A DNA Polymerase with Increased Reactivity for Ribonucleotides and C5-Modified Deoxyribonucleotides

Abstract

DNA polymerases find broad applications in molecular biology techniques (e.g., polymerase chain reaction, genome sequencing, or diagnostic methods).[1] Recently, DNA polymerases have increasingly been employed to synthesize highly functionalized DNA and thereby show great promise for future applications ranging from new DNA sequencing technologies[2] to diagnostics,[3] SELEX,[4] and DNA-based nanotechnology.[5] Moreover, it was shown that nucleotide analogues with a simplified sugar backbone such as threosyl or glyceryl surrogates are polymerized by DNA polymerases.[6] Interestingly, these reports show that DNA polymerases from sequence family B are superior to other DNA polymerases in polymerizing highly modified nucleotides. The A485L mutant of Thermococcus species 98N DNA polymerase termed Therminator DNA polymerase (Therminator pol)[7] was widely applied due to its ability to accept several unnatural nucleoside triphosphate analogues as substrates to some extent.

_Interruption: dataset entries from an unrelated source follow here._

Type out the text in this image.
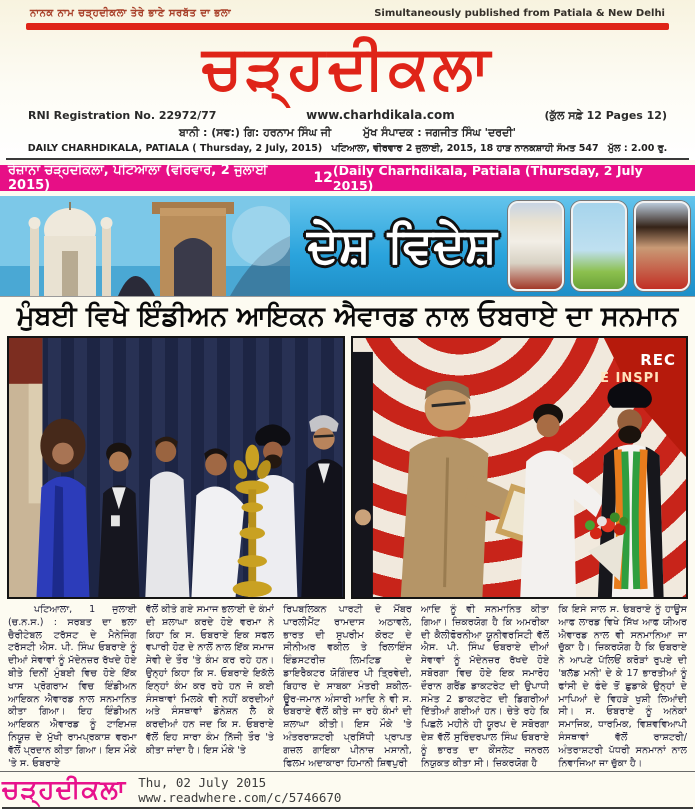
ਨਾਨਕ ਨਾਮ ਚੜ੍ਹਦੀਕਲਾ ਤੇਰੇ ਭਾਣੇ ਸਰਬੱਤ ਦਾ ਭਲਾ	Simultaneously published from Patiala & New Delhi
ਚੜ੍ਹਦੀਕਲਾ
RNI Registration No. 22972/77	www.charhdikala.com	(ਕੁੱਲ ਸਫ਼ੇ 12 Pages 12)
ਬਾਨੀ : (ਸਵ:) ਗਿ: ਹਰਨਾਮ ਸਿੰਘ ਜੀ	ਮੁੱਖ ਸੰਪਾਦਕ : ਜਗਜੀਤ ਸਿੰਘ 'ਦਰਦੀ'
DAILY CHARHDIKALA, PATIALA ( Thursday, 2 July, 2015) ਪਟਿਆਲਾ, ਵੀਰਵਾਰ 2 ਜੁਲਾਈ, 2015, 18 ਹਾੜ ਨਾਨਕਸ਼ਾਹੀ ਸੰਮਤ 547 ਮੁੱਲ : 2.00 ਰੁ.
ਰੋਜ਼ਾਨਾ ਚੜ੍ਹਦੀਕਲਾ, ਪਟਿਆਲਾ (ਵੀਰਵਾਰ, 2 ਜੁਲਾਈ 2015)	12 (Daily Charhdikala, Patiala (Thursday, 2 July 2015)
ਦੇਸ਼ ਵਿਦੇਸ਼
ਮੁੰਬਈ ਵਿਖੇ ਇੰਡੀਅਨ ਆਇਕਨ ਐਵਾਰਡ ਨਾਲ ਓਬਰਾਏ ਦਾ ਸਨਮਾਨ
REC
E INSPI
ਪਟਿਆਲਾ, 1 ਜੁਲਾਈ (ਚ.ਨ.ਸ.) : ਸਰਬਤ ਦਾ ਭਲਾ ਚੈਰੀਟੇਬਲ ਟਰੱਸਟ ਦੇ ਮੈਨੇਜਿੰਗ ਟਰੱਸਟੀ ਐਸ. ਪੀ. ਸਿੰਘ ਓਬਰਾਏ ਨੂੰ ਦੀਆਂ ਸੇਵਾਵਾਂ ਨੂੰ ਮੱਦੇਨਜ਼ਰ ਰੱਖਦੇ ਹੋਏ ਬੀਤੇ ਦਿਨੀਂ ਮੁੰਬਈ ਵਿਚ ਹੋਏ ਇੱਕ ਖਾਸ ਪ੍ਰੋਗਰਾਮ ਵਿਚ ਇੰਡੀਅਨ ਆਇਕਨ ਐਵਾਰਡ ਨਾਲ ਸਨਮਾਨਿਤ ਕੀਤਾ ਗਿਆ। ਇਹ ਇੰਡੀਅਨ ਆਇਕਨ ਐਵਾਰਡ ਨੂੰ ਟਾਇਮਜ਼ ਨਿਯੂਜ਼ ਦੇ ਮੁੱਖੀ ਰਾਮਪ੍ਰਕਾਸ਼ ਵਰਮਾ ਵੱਲੋਂ ਪ੍ਰਦਾਨ ਕੀਤਾ ਗਿਆ। ਇਸ ਮੌਕੇ 'ਤੇ ਸ. ਓਬਰਾਏ
ਵੱਲੋਂ ਕੀਤੇ ਗਏ ਸਮਾਜ ਭਲਾਈ ਦੇ ਕੰਮਾਂ ਦੀ ਸ਼ਲਾਘਾ ਕਰਦੇ ਹੋਏ ਵਰਮਾ ਨੇ ਕਿਹਾ ਕਿ ਸ. ਓਬਰਾਏ ਇਕ ਸਫਲ ਵਪਾਰੀ ਹੋਣ ਦੇ ਨਾਲੋਂ ਨਾਲ ਇੱਕ ਸਮਾਜ ਸੇਵੀ ਦੇ ਤੌਰ 'ਤੇ ਕੰਮ ਕਰ ਰਹੇ ਹਨ। ਉਨ੍ਹਾਂ ਕਿਹਾ ਕਿ ਸ. ਓਬਰਾਏ ਇਕੱਲੇ ਇਨ੍ਹਾਂ ਕੰਮ ਕਰ ਰਹੇ ਹਨ ਜੋ ਕਈ ਸੰਸਥਾਵਾਂ ਮਿਲਕੇ ਵੀ ਨਹੀਂ ਕਰਦੀਆਂ ਅਤੇ ਸੰਸਥਾਵਾਂ ਡੋਨੇਸ਼ਨ ਲੈ ਕੇ ਕਰਦੀਆਂ ਹਨ ਜਦ ਕਿ ਸ. ਓਬਰਾਏ ਵੱਲੋਂ ਇਹ ਸਾਰਾ ਕੰਮ ਨਿੱਜੀ ਤੌਰ 'ਤੇ ਕੀਤਾ ਜਾਂਦਾ ਹੈ। ਇਸ ਮੌਕੇ 'ਤੇ
ਰਿਪਬਲਿਕਨ ਪਾਰਟੀ ਦੇ ਮੈਂਬਰ ਪਾਰਲੀਮੈਂਟ ਰਾਮਦਾਸ ਅਠਾਵਲੇ, ਭਾਰਤ ਦੀ ਸੁਪਰੀਮ ਕੋਰਟ ਦੇ ਸੀਨੀਅਰ ਵਕੀਲ ਤੇ ਰਿਲਾਇੰਸ ਇੰਡਸਟਰੀਜ਼ ਲਿਮਟਿਡ ਦੇ ਡਾਇਰੈਕਟਰ ਯੋਗਿੰਦਰ ਪੀ ਤ੍ਰਿਵੇਦੀ, ਬਿਹਾਰ ਦੇ ਸਾਬਕਾ ਮੰਤਰੀ ਸ਼ਕੀਲ-ਊਰ-ਜਮਾਨ ਅੰਸਾਰੀ ਆਦਿ ਨੇ ਵੀ ਸ. ਓਬਰਾਏ ਵੱਲੋਂ ਕੀਤੇ ਜਾ ਰਹੇ ਕੰਮਾਂ ਦੀ ਸ਼ਲਾਘਾ ਕੀਤੀ। ਇਸ ਮੌਕੇ 'ਤੇ ਅੰਤਰਰਾਸ਼ਟਰੀ ਪ੍ਰਸਿੱਧੀ ਪ੍ਰਾਪਤ ਗਜ਼ਲ ਗਾਇਕਾ ਪੀਨਾਜ਼ ਮਸਾਨੀ, ਫਿਲਮ ਅਦਾਕਾਰਾ ਹਿਮਾਨੀ ਸ਼ਿਵਪੁਰੀ
ਆਦਿ ਨੂੰ ਵੀ ਸਨਮਾਨਿਤ ਕੀਤਾ ਗਿਆ। ਜ਼ਿਕਰਯੋਗ ਹੈ ਕਿ ਅਮਰੀਕਾ ਦੀ ਕੈਲੀਫੋਰਨੀਆ ਯੂਨੀਵਰਸਿਟੀ ਵੱਲੋਂ ਐਸ. ਪੀ. ਸਿੰਘ ਓਬਰਾਏ ਦੀਆਂ ਸੇਵਾਵਾਂ ਨੂੰ ਮੱਦੇਨਜ਼ਰ ਰੱਖਦੇ ਹੋਏ ਸਬੋਰਗਾ ਵਿਚ ਹੋਏ ਇਕ ਸਮਾਰੋਹ ਦੌਰਾਨ ਗਰੈਂਡ ਡਾਕਟਰੇਟ ਦੀ ਉਪਾਧੀ ਸਮੇਤ 2 ਡਾਕਟਰੇਟ ਦੀ ਡਿਗਰੀਆਂ ਦਿੱਤੀਆਂ ਗਈਆਂ ਹਨ। ਚੇਤੇ ਰਹੇ ਕਿ ਪਿਛਲੇ ਮਹੀਨੇ ਹੀ ਯੂਰਪ ਦੇ ਸਬੋਰਗਾ ਦੇਸ਼ ਵੱਲੋਂ ਸੁਰਿੰਦਰਪਾਲ ਸਿੰਘ ਓਬਰਾਏ ਨੂੰ ਭਾਰਤ ਦਾ ਕੌਂਸਲੇਟ ਜਨਰਲ ਨਿਯੁਕਤ ਕੀਤਾ ਸੀ। ਜ਼ਿਕਰਯੋਗ ਹੈ
ਕਿ ਇਸੇ ਸਾਲ ਸ. ਓਬਰਾਏ ਨੂੰ ਹਾਊਸ ਆਫ ਲਾਰਡ ਵਿਖੇ ਸਿੱਖ ਆਫ ਯੀਅਰ ਐਵਾਰਡ ਨਾਲ ਵੀ ਸਨਮਾਨਿਆ ਜਾ ਚੁੱਕਾ ਹੈ। ਜ਼ਿਕਰਯੋਗ ਹੈ ਕਿ ਓਬਰਾਏ ਨੇ ਆਪਣੇ ਪੱਲਿਓਂ ਕਰੋੜਾਂ ਰੁਪਏ ਦੀ 'ਬਲੱਡ ਮਨੀ' ਦੇ ਕੇ 17 ਭਾਰਤੀਆਂ ਨੂੰ ਫਾਂਸੀ ਦੇ ਫੰਦੇ ਤੋਂ ਛੁਡਾਕੇ ਉਨ੍ਹਾਂ ਦੇ ਮਾਪਿਆਂ ਦੇ ਵਿਹੜੇ ਖੁਸ਼ੀ ਲਿਆਂਦੀ ਸੀ। ਸ. ਓਬਰਾਏ ਨੂੰ ਅਨੇਕਾਂ ਸਮਾਜਿਕ, ਧਾਰਮਿਕ, ਵਿਸ਼ਵਵਿਆਪੀ ਸੰਸਥਾਵਾਂ ਵੱਲੋਂ ਰਾਸ਼ਟਰੀ/ ਅੰਤਰਾਸ਼ਟਰੀ ਪੱਧਰੀ ਸਨਮਾਨਾਂ ਨਾਲ ਨਿਵਾਜਿਆ ਜਾ ਚੁੱਕਾ ਹੈ।
ਚੜ੍ਹਦੀਕਲਾ Thu, 02 July 2015
www.readwhere.com/c/5746670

However, the observed low efficiency of the enzyme in the processing of several modified substrates often still prevents further applications. Directed evolution shows great promise for improving the performance of DNA polymerases.[8] Here we present the generation of a new Therminator pol variant with broadened substrate scope. The enzyme was identified by a screen of a Therminator pol library that was generated by error-prone PCR. We show that the variant is able to polymerize sugar as well as nucleobase-modified nucleotides to a greater extent than the parental enzyme.